On the other hand, the US had the Sherman tank. It was OK. It couldn't beat most of the German tanks one-on-one, but it could handle a 5-1 confrontation, so the US manufactured thousands. And they made them safe enough that the crews could abandon a damaged tank quickly, go back to supply and pick up another. Tank crews would always be tank crews. The US won the tank war through a cheap and plentiful strategy.
In the technology world today, and going back to the beginning of the computer industry, the same strategy is prevailing. Windows-based computers are buggy, maintenance intensive, require significant tech support... but they are cheap and easy to replace. Most technology niches have captured most of the concept of the computer industry by creating buggy, maintenance intensive products that require significant tech support. What they miss however is keeping them cheap.
That's what is killing the semiconductor design and manufacturing industry. Jacques Benkoski wrote on this issue this week in EE Times where he pointed out that FPGA design starts are beating the crap out of ASIC design. I understand Rajeev Madahavan of Magma will be making a counterpoint on that position at EE Times Virtual Conference on September 16 and from the description of his keynote seems to agree with my position. I'm looking forward to hearing what he has to say.
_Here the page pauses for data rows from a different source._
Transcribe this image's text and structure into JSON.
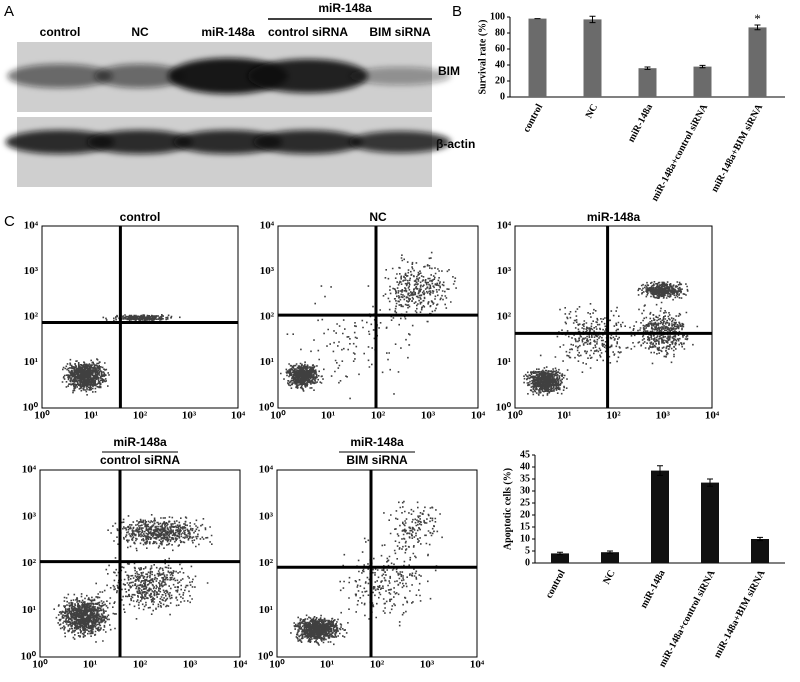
{
  "panel_labels": [
    "A",
    "B",
    "C"
  ],
  "blot": {
    "group_header": "miR-148a",
    "lanes": [
      "control",
      "NC",
      "miR-148a",
      "control siRNA",
      "BIM siRNA"
    ],
    "rows": [
      "BIM",
      "β-actin"
    ]
  },
  "flow": {
    "plots": [
      {
        "title": [
          "control"
        ]
      },
      {
        "title": [
          "NC"
        ]
      },
      {
        "title": [
          "miR-148a"
        ]
      },
      {
        "title": [
          "miR-148a",
          "control siRNA"
        ]
      },
      {
        "title": [
          "miR-148a",
          "BIM siRNA"
        ]
      }
    ],
    "xticks": [
      "10⁰",
      "10¹",
      "10²",
      "10³",
      "10⁴"
    ],
    "yticks": [
      "10⁴",
      "10³",
      "10²",
      "10¹",
      "10⁰"
    ]
  },
  "chart_data": [
    {
      "type": "bar",
      "ylabel": "Survival rate (%)",
      "categories": [
        "control",
        "NC",
        "miR-148a",
        "miR-148a+control siRNA",
        "miR-148a+BIM siRNA"
      ],
      "values": [
        98,
        97,
        36,
        38,
        87
      ],
      "errors": [
        0,
        4,
        1.5,
        1.5,
        3
      ],
      "color": "#6b6b6b",
      "ylim": [
        0,
        100
      ],
      "yticks": [
        0,
        20,
        40,
        60,
        80,
        100
      ],
      "annotations": [
        {
          "text": "*",
          "x": "miR-148a+BIM siRNA"
        }
      ]
    },
    {
      "type": "bar",
      "ylabel": "Apoptotic cells (%)",
      "categories": [
        "control",
        "NC",
        "miR-148a",
        "miR-148a+control siRNA",
        "miR-148a+BIM siRNA"
      ],
      "values": [
        4,
        4.5,
        38.5,
        33.5,
        10
      ],
      "errors": [
        0.5,
        0.5,
        2,
        1.5,
        0.7
      ],
      "color": "#111111",
      "ylim": [
        0,
        45
      ],
      "yticks": [
        0,
        5,
        10,
        15,
        20,
        25,
        30,
        35,
        40,
        45
      ]
    }
  ]
}
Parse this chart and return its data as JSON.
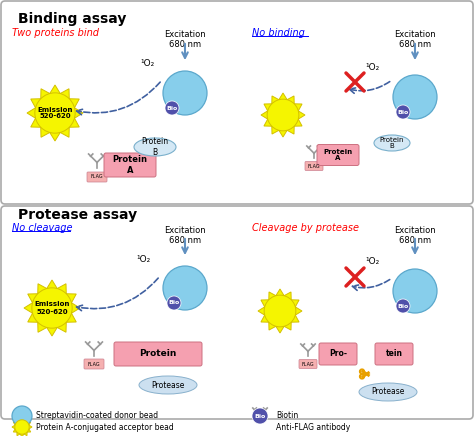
{
  "bg_color": "#ffffff",
  "panel_bg": "#f5f5f5",
  "binding_assay_title": "Binding assay",
  "protease_assay_title": "Protease assay",
  "two_proteins_bind_label": "Two proteins bind",
  "no_binding_label": "No binding",
  "no_cleavage_label": "No cleavage",
  "cleavage_label": "Cleavage by protease",
  "excitation_label": "Excitation\n680 nm",
  "emission_label": "Emission\n520-620",
  "o2_label": "¹O₂",
  "protein_a_label": "Protein\nA",
  "protein_b_label": "Protein\nB",
  "protein_label": "Protein",
  "flag_label": "FLAG",
  "bio_label": "Bio",
  "protease_label": "Protease",
  "legend_acceptor": "Protein A-conjugated acceptor bead",
  "legend_donor": "Streptavidin-coated donor bead",
  "legend_antibody": "Anti-FLAG antibody",
  "legend_biotin": "Biotin",
  "yellow_bead_color": "#f5f500",
  "yellow_bead_edge": "#d4c000",
  "blue_bead_color": "#87ceeb",
  "blue_bead_edge": "#5ba8cc",
  "protein_ellipse_color": "#d4e8f5",
  "protein_ellipse_edge": "#7ab0cc",
  "protein_rect_color": "#f5a0b0",
  "protein_rect_edge": "#cc7080",
  "bio_circle_color": "#5050aa",
  "bio_text_color": "#ffffff",
  "flag_rect_color": "#f5b0b0",
  "flag_rect_edge": "#cc8090",
  "arrow_color": "#6090c0",
  "dashed_arrow_color": "#4060a0",
  "red_x_color": "#dd2020",
  "scissors_color": "#e8a000",
  "panel_border_color": "#aaaaaa",
  "protease_ellipse_color": "#cce0f0",
  "protease_ellipse_edge": "#88b0cc"
}
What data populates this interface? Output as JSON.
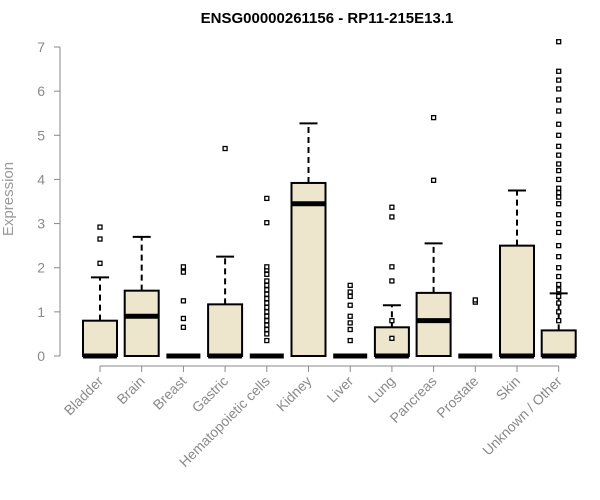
{
  "chart_data": {
    "type": "boxplot",
    "title": "ENSG00000261156 - RP11-215E13.1",
    "ylabel": "Expression",
    "xlabel": "",
    "ylim": [
      0,
      7
    ],
    "yticks": [
      0,
      1,
      2,
      3,
      4,
      5,
      6,
      7
    ],
    "grid": false,
    "box_fill": "#ede6cc",
    "outline_color": "#000000",
    "categories": [
      "Bladder",
      "Brain",
      "Breast",
      "Gastric",
      "Hematopoietic cells",
      "Kidney",
      "Liver",
      "Lung",
      "Pancreas",
      "Prostate",
      "Skin",
      "Unknown / Other"
    ],
    "boxes": [
      {
        "q1": 0,
        "median": 0,
        "q3": 0.8,
        "whisker_low": 0,
        "whisker_high": 1.78,
        "outliers": [
          2.1,
          2.65,
          2.92
        ]
      },
      {
        "q1": 0,
        "median": 0.9,
        "q3": 1.48,
        "whisker_low": 0,
        "whisker_high": 2.7,
        "outliers": []
      },
      {
        "q1": 0,
        "median": 0,
        "q3": 0,
        "whisker_low": 0,
        "whisker_high": 0,
        "outliers": [
          0.65,
          0.85,
          1.25,
          1.9,
          2.02
        ]
      },
      {
        "q1": 0,
        "median": 0,
        "q3": 1.17,
        "whisker_low": 0,
        "whisker_high": 2.25,
        "outliers": [
          4.7
        ]
      },
      {
        "q1": 0,
        "median": 0,
        "q3": 0,
        "whisker_low": 0,
        "whisker_high": 0,
        "outliers": [
          0.35,
          0.5,
          0.6,
          0.7,
          0.8,
          0.9,
          1.0,
          1.1,
          1.2,
          1.3,
          1.4,
          1.5,
          1.6,
          1.7,
          1.85,
          1.95,
          2.02,
          3.02,
          3.57
        ]
      },
      {
        "q1": 0,
        "median": 3.45,
        "q3": 3.92,
        "whisker_low": 0,
        "whisker_high": 5.27,
        "outliers": []
      },
      {
        "q1": 0,
        "median": 0,
        "q3": 0,
        "whisker_low": 0,
        "whisker_high": 0,
        "outliers": [
          0.35,
          0.6,
          0.75,
          0.9,
          1.15,
          1.35,
          1.45,
          1.6
        ]
      },
      {
        "q1": 0,
        "median": 0,
        "q3": 0.65,
        "whisker_low": 0,
        "whisker_high": 1.15,
        "outliers": [
          0.4,
          0.8,
          1.7,
          2.02,
          3.15,
          3.37
        ]
      },
      {
        "q1": 0,
        "median": 0.8,
        "q3": 1.43,
        "whisker_low": 0,
        "whisker_high": 2.55,
        "outliers": [
          3.98,
          5.4
        ]
      },
      {
        "q1": 0,
        "median": 0,
        "q3": 0,
        "whisker_low": 0,
        "whisker_high": 0,
        "outliers": [
          1.22,
          1.27
        ]
      },
      {
        "q1": 0,
        "median": 0,
        "q3": 2.5,
        "whisker_low": 0,
        "whisker_high": 3.75,
        "outliers": []
      },
      {
        "q1": 0,
        "median": 0,
        "q3": 0.58,
        "whisker_low": 0,
        "whisker_high": 1.42,
        "outliers": [
          0.8,
          1.0,
          1.2,
          1.35,
          1.5,
          1.62,
          1.8,
          2.0,
          2.25,
          2.5,
          2.8,
          3.0,
          3.2,
          3.45,
          3.6,
          3.7,
          3.8,
          4.0,
          4.2,
          4.35,
          4.55,
          4.75,
          5.0,
          5.25,
          5.55,
          5.8,
          6.05,
          6.25,
          6.45,
          7.12
        ]
      }
    ]
  }
}
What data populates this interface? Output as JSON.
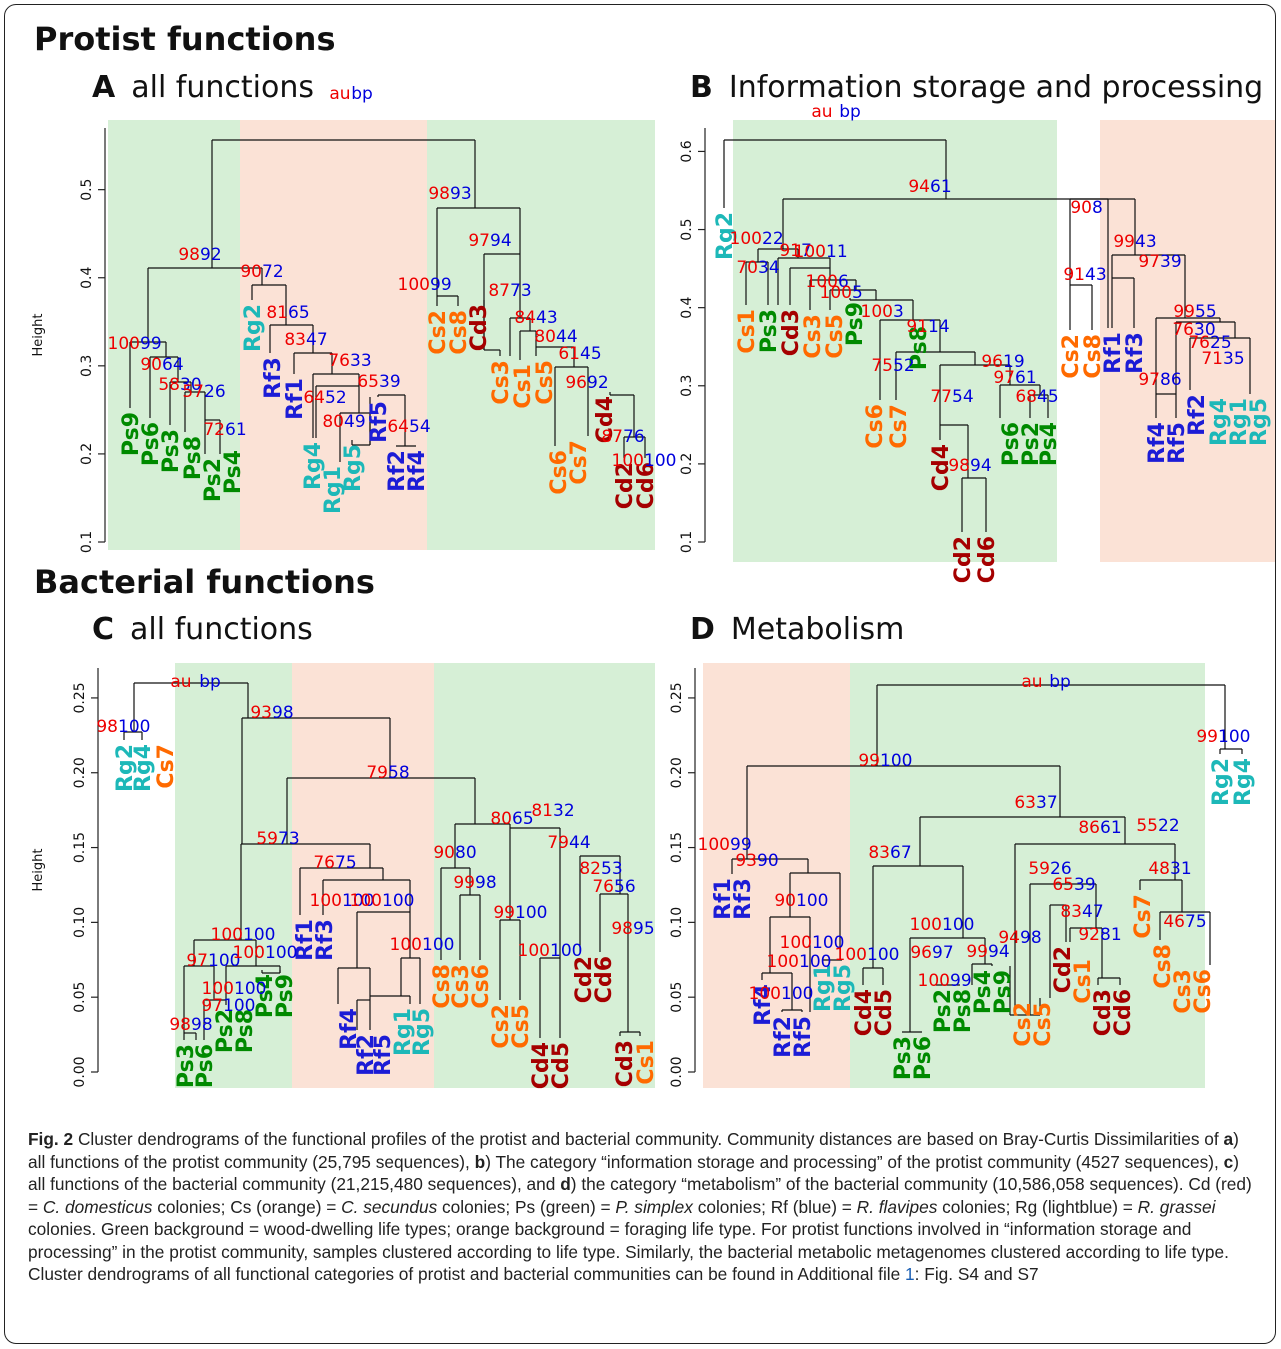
{
  "sections": {
    "protist": "Protist functions",
    "bacterial": "Bacterial functions"
  },
  "panels": {
    "A": {
      "letter": "A",
      "title": "all functions"
    },
    "B": {
      "letter": "B",
      "title": "Information storage and processing"
    },
    "C": {
      "letter": "C",
      "title": "all functions"
    },
    "D": {
      "letter": "D",
      "title": "Metabolism"
    }
  },
  "colors": {
    "Cd": "#a50000",
    "Cs": "#ff6a00",
    "Ps": "#008a00",
    "Rf": "#1c1cd6",
    "Rg": "#1db8b8",
    "green_bg": "#d6efd6",
    "orange_bg": "#fbe2d6",
    "au": "#ee0000",
    "bp": "#0000dd"
  },
  "chart_data": [
    {
      "type": "dendrogram",
      "panel": "A",
      "ylabel": "Height",
      "ylim": [
        0.1,
        0.57
      ],
      "ticks": [
        "0.1",
        "0.2",
        "0.3",
        "0.4",
        "0.5"
      ],
      "legend": {
        "au": "au",
        "bp": "bp"
      },
      "leaves": [
        "Ps9",
        "Ps6",
        "Ps3",
        "Ps8",
        "Ps2",
        "Ps4",
        "Rg2",
        "Rf3",
        "Rf1",
        "Rg4",
        "Rg1",
        "Rg5",
        "Rf5",
        "Rf2",
        "Rf4",
        "Cs2",
        "Cs8",
        "Cd3",
        "Cs3",
        "Cs1",
        "Cs5",
        "Cs6",
        "Cs7",
        "Cd4",
        "Cd2",
        "Cd6"
      ],
      "support_values": [
        {
          "au": "98",
          "bp": "92"
        },
        {
          "au": "100",
          "bp": "99"
        },
        {
          "au": "90",
          "bp": "64"
        },
        {
          "au": "58",
          "bp": "30"
        },
        {
          "au": "57",
          "bp": "26"
        },
        {
          "au": "72",
          "bp": "61"
        },
        {
          "au": "90",
          "bp": "72"
        },
        {
          "au": "81",
          "bp": "65"
        },
        {
          "au": "83",
          "bp": "47"
        },
        {
          "au": "76",
          "bp": "33"
        },
        {
          "au": "64",
          "bp": "52"
        },
        {
          "au": "80",
          "bp": "49"
        },
        {
          "au": "65",
          "bp": "39"
        },
        {
          "au": "64",
          "bp": "54"
        },
        {
          "au": "98",
          "bp": "93"
        },
        {
          "au": "100",
          "bp": "99"
        },
        {
          "au": "97",
          "bp": "94"
        },
        {
          "au": "87",
          "bp": "73"
        },
        {
          "au": "84",
          "bp": "43"
        },
        {
          "au": "80",
          "bp": "44"
        },
        {
          "au": "61",
          "bp": "45"
        },
        {
          "au": "96",
          "bp": "92"
        },
        {
          "au": "87",
          "bp": "76"
        },
        {
          "au": "100",
          "bp": "100"
        }
      ]
    },
    {
      "type": "dendrogram",
      "panel": "B",
      "ylabel": "",
      "ylim": [
        0.1,
        0.63
      ],
      "ticks": [
        "0.1",
        "0.2",
        "0.3",
        "0.4",
        "0.5",
        "0.6"
      ],
      "legend": {
        "au": "au",
        "bp": "bp"
      },
      "leaves": [
        "Rg2",
        "Cs1",
        "Ps3",
        "Cd3",
        "Cs3",
        "Cs5",
        "Ps9",
        "Cs6",
        "Cs7",
        "Ps8",
        "Cd4",
        "Cd2",
        "Cd6",
        "Ps6",
        "Ps2",
        "Ps4",
        "Cs2",
        "Cs8",
        "Rf1",
        "Rf3",
        "Rf4",
        "Rf5",
        "Rf2",
        "Rg4",
        "Rg1",
        "Rg5"
      ],
      "support_values": [
        {
          "au": "94",
          "bp": "61"
        },
        {
          "au": "100",
          "bp": "22"
        },
        {
          "au": "70",
          "bp": "34"
        },
        {
          "au": "91",
          "bp": "7"
        },
        {
          "au": "100",
          "bp": "11"
        },
        {
          "au": "100",
          "bp": "6"
        },
        {
          "au": "100",
          "bp": "5"
        },
        {
          "au": "100",
          "bp": "3"
        },
        {
          "au": "91",
          "bp": "14"
        },
        {
          "au": "75",
          "bp": "52"
        },
        {
          "au": "96",
          "bp": "19"
        },
        {
          "au": "77",
          "bp": "54"
        },
        {
          "au": "98",
          "bp": "94"
        },
        {
          "au": "97",
          "bp": "61"
        },
        {
          "au": "68",
          "bp": "45"
        },
        {
          "au": "90",
          "bp": "8"
        },
        {
          "au": "91",
          "bp": "43"
        },
        {
          "au": "99",
          "bp": "43"
        },
        {
          "au": "97",
          "bp": "39"
        },
        {
          "au": "99",
          "bp": "55"
        },
        {
          "au": "76",
          "bp": "30"
        },
        {
          "au": "76",
          "bp": "25"
        },
        {
          "au": "71",
          "bp": "35"
        },
        {
          "au": "97",
          "bp": "86"
        }
      ]
    },
    {
      "type": "dendrogram",
      "panel": "C",
      "ylabel": "Height",
      "ylim": [
        0.0,
        0.27
      ],
      "ticks": [
        "0.00",
        "0.05",
        "0.10",
        "0.15",
        "0.20",
        "0.25"
      ],
      "legend": {
        "au": "au",
        "bp": "bp"
      },
      "leaves": [
        "Rg2",
        "Rg4",
        "Cs7",
        "Ps3",
        "Ps6",
        "Ps2",
        "Ps8",
        "Ps4",
        "Ps9",
        "Rf1",
        "Rf3",
        "Rf4",
        "Rf2",
        "Rf5",
        "Rg1",
        "Rg5",
        "Cs8",
        "Cs3",
        "Cs6",
        "Cs2",
        "Cs5",
        "Cd4",
        "Cd5",
        "Cd2",
        "Cd6",
        "Cd3",
        "Cs1"
      ],
      "support_values": [
        {
          "au": "93",
          "bp": "98"
        },
        {
          "au": "98",
          "bp": "100"
        },
        {
          "au": "79",
          "bp": "58"
        },
        {
          "au": "59",
          "bp": "73"
        },
        {
          "au": "100",
          "bp": "100"
        },
        {
          "au": "97",
          "bp": "100"
        },
        {
          "au": "100",
          "bp": "100"
        },
        {
          "au": "98",
          "bp": "98"
        },
        {
          "au": "97",
          "bp": "100"
        },
        {
          "au": "100",
          "bp": "100"
        },
        {
          "au": "76",
          "bp": "75"
        },
        {
          "au": "100",
          "bp": "100"
        },
        {
          "au": "100",
          "bp": "100"
        },
        {
          "au": "100",
          "bp": "100"
        },
        {
          "au": "80",
          "bp": "65"
        },
        {
          "au": "90",
          "bp": "80"
        },
        {
          "au": "99",
          "bp": "98"
        },
        {
          "au": "81",
          "bp": "32"
        },
        {
          "au": "99",
          "bp": "100"
        },
        {
          "au": "79",
          "bp": "44"
        },
        {
          "au": "100",
          "bp": "100"
        },
        {
          "au": "82",
          "bp": "53"
        },
        {
          "au": "76",
          "bp": "56"
        },
        {
          "au": "98",
          "bp": "95"
        }
      ]
    },
    {
      "type": "dendrogram",
      "panel": "D",
      "ylabel": "",
      "ylim": [
        0.0,
        0.27
      ],
      "ticks": [
        "0.00",
        "0.05",
        "0.10",
        "0.15",
        "0.20",
        "0.25"
      ],
      "legend": {
        "au": "au",
        "bp": "bp"
      },
      "leaves": [
        "Rf1",
        "Rf3",
        "Rf4",
        "Rf2",
        "Rf5",
        "Rg1",
        "Rg5",
        "Cd4",
        "Cd5",
        "Ps3",
        "Ps6",
        "Ps2",
        "Ps8",
        "Ps4",
        "Ps9",
        "Cs2",
        "Cs5",
        "Cd2",
        "Cs1",
        "Cd3",
        "Cd6",
        "Cs7",
        "Cs8",
        "Cs3",
        "Cs6",
        "Rg2",
        "Rg4"
      ],
      "support_values": [
        {
          "au": "99",
          "bp": "100"
        },
        {
          "au": "100",
          "bp": "99"
        },
        {
          "au": "93",
          "bp": "90"
        },
        {
          "au": "90",
          "bp": "100"
        },
        {
          "au": "100",
          "bp": "100"
        },
        {
          "au": "100",
          "bp": "100"
        },
        {
          "au": "100",
          "bp": "100"
        },
        {
          "au": "63",
          "bp": "37"
        },
        {
          "au": "83",
          "bp": "67"
        },
        {
          "au": "100",
          "bp": "100"
        },
        {
          "au": "96",
          "bp": "97"
        },
        {
          "au": "100",
          "bp": "99"
        },
        {
          "au": "100",
          "bp": "100"
        },
        {
          "au": "99",
          "bp": "94"
        },
        {
          "au": "86",
          "bp": "61"
        },
        {
          "au": "59",
          "bp": "26"
        },
        {
          "au": "94",
          "bp": "98"
        },
        {
          "au": "65",
          "bp": "39"
        },
        {
          "au": "83",
          "bp": "47"
        },
        {
          "au": "92",
          "bp": "81"
        },
        {
          "au": "55",
          "bp": "22"
        },
        {
          "au": "48",
          "bp": "31"
        },
        {
          "au": "46",
          "bp": "75"
        },
        {
          "au": "99",
          "bp": "100"
        }
      ]
    }
  ],
  "caption": {
    "label": "Fig. 2",
    "parts": [
      {
        "t": " Cluster dendrograms of the functional profiles of the protist and bacterial community. Community distances are based on Bray-Curtis Dissimilarities of "
      },
      {
        "t": "a",
        "b": true
      },
      {
        "t": ") all functions of the protist community (25,795 sequences), "
      },
      {
        "t": "b",
        "b": true
      },
      {
        "t": ") The category “information storage and processing” of the protist community (4527 sequences), "
      },
      {
        "t": "c",
        "b": true
      },
      {
        "t": ") all functions of the bacterial community (21,215,480 sequences), and "
      },
      {
        "t": "d",
        "b": true
      },
      {
        "t": ") the category “metabolism” of the bacterial community (10,586,058 sequences). Cd (red) = "
      },
      {
        "t": "C. domesticus",
        "i": true
      },
      {
        "t": " colonies; Cs (orange) = "
      },
      {
        "t": "C. secundus",
        "i": true
      },
      {
        "t": " colonies; Ps (green) = "
      },
      {
        "t": "P. simplex",
        "i": true
      },
      {
        "t": " colonies; Rf (blue) = "
      },
      {
        "t": "R. flavipes",
        "i": true
      },
      {
        "t": " colonies; Rg (lightblue) = "
      },
      {
        "t": "R. grassei",
        "i": true
      },
      {
        "t": " colonies. Green background = wood-dwelling life types; orange background = foraging life type. For protist functions involved in “information storage and processing” in the protist community, samples clustered according to life type. Similarly, the bacterial metabolic metagenomes clustered according to life type. Cluster dendrograms of all functional categories of protist and bacterial communities can be found in Additional file "
      },
      {
        "t": "1",
        "link": true
      },
      {
        "t": ": Fig. S4 and S7"
      }
    ]
  }
}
The point is that the hard cost of technology has to be brought down, while increasing profitability. The soft costs of increasing efficiency, reducing respins and reducing time to market are only valuable when money is flowing. If that were not true, we'd all be working on Macs.
But what do I know? I prefer technology excellence and efficiency to cost. That's I've been working on Macs since 1989.
Guy Kawasaki did a post in Open Forum this week on "Is Advertising is Dead" reporting on a panel of advertising experts from Facebook, Yahoo and Microsoft. The purpose of the panel was to discuss the benefits and pitfalls of using advertising to support a web-based business. There were some good points, but like every other discussion I have seen on advertising it missed an important point: How do you make it work?
Advertising does not create sales. It improves them, but it doesn't create them. It reinforces opinions and impressions that have already been established. For advertising to work, the initial sale has to have been already made; the first impression established. The panel got close tot he subject with the statement: The key starting point is great content. When you have great content, you’re more likely to attract audiences, and audiences are what advertisers are looking for."
The content is what establishes opinion and creates the initial openness to a sale, but that content has to have at least the appearance of objectivity to do its job. If the content in the online publication is obviously biased in favor of a particular vendor, it doesn't meet the definition of "great content" that the panel says you have to have.
This is the key component missing from social media programs in corporate America and what needs to be addressed before they will become valuable to the market.